A failover group groups the space members in the "East" and another failover group groups the space members in the "West". If an operation is made on an "Eastern" space that is down, the clustered proxy in the "East" tries to failover to another space member in the "East". If all spaces in the "East" are inaccessible, the proxy tries to find a live space member in the "West" group, and upon finding one, fails the operation to that space. The same occurs in vice verse: If the "Western" clustered proxy cannot fail to a space in the "West," it searches for an available space in the "East."

Backup and Backup-Only

For each space in a failover group, you can define one or more "backup members." These are other spaces, in the same failover group, to which operations will be routed if the space fails. To activate this option, you must set the space's failover policy to Fail to Backup.
It is also possible to create dedicated backup spaces. If you define a backup space as Backup Only, it will not be directly accessible to users, and will stand ready to receive failed operations from other spaces in the failover group.

Failover with replication

While you do not have to define replication with failover, this is often necessary. The failover mechanism routes operations transparently to an available space. However, it does not ensure that the space objects, which the user wanted to operate on, exists in that other space. If the user's operation is read or take, for example, it will not have the desired effect unless all the space objects from the master (target) space are precisely replicated in the slave space.
This can be achieved by defining both a replication policy and a failover policy for a certain group. This will ensure that as long as the master slave is live, its updates are replicated to the slave space, which is then ready to assume the role of failover slave.

Inactive Space retries

When a primary space partition fails and a backup space partition is being elected as a primary, client proxy will recognize the primary failure and route the requests to the backup. Election of a backup to primary is done using active election process and this is not instantaneous (might take few seconds based on the active election configuration parameters). Any client requests directed to this partition during this time will still complete because there is a retry logic for recognizing com.gigaspaces.cluster.activeelection.InactiveSpaceException conditions, where proxy retries the same operation until the space becomes active/primary.
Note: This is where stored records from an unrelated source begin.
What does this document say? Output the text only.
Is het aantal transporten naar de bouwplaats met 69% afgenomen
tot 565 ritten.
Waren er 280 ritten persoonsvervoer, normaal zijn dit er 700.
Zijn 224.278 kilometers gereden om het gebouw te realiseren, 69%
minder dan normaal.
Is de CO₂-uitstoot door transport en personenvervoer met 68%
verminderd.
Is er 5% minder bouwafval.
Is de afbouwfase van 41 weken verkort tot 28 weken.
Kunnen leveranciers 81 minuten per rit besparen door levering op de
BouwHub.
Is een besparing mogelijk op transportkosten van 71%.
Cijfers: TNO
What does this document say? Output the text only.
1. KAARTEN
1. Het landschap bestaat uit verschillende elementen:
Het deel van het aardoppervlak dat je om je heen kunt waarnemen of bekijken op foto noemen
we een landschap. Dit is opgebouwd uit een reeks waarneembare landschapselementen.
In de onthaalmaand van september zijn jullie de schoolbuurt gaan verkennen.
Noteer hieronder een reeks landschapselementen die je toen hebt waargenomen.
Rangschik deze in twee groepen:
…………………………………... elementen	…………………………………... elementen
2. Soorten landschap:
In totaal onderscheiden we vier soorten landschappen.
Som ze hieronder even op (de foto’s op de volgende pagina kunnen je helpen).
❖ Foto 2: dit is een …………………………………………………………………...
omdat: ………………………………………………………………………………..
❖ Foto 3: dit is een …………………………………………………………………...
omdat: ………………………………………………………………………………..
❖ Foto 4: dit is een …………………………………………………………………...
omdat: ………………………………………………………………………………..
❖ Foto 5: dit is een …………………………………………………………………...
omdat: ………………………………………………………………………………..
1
Retry limits and gap between retries can be configured using following system properties on the client side:

Property (client side) Description Defualt value
com.gs.client.inactiveRetryLimit Number of retires on operation,
waiting for one of the servers to become active after Active election.
20
com.gs.failover.standby-wait-time Retry backoff sleep time(ms). Between retries
while waiting for one of the servers to become active after Active election.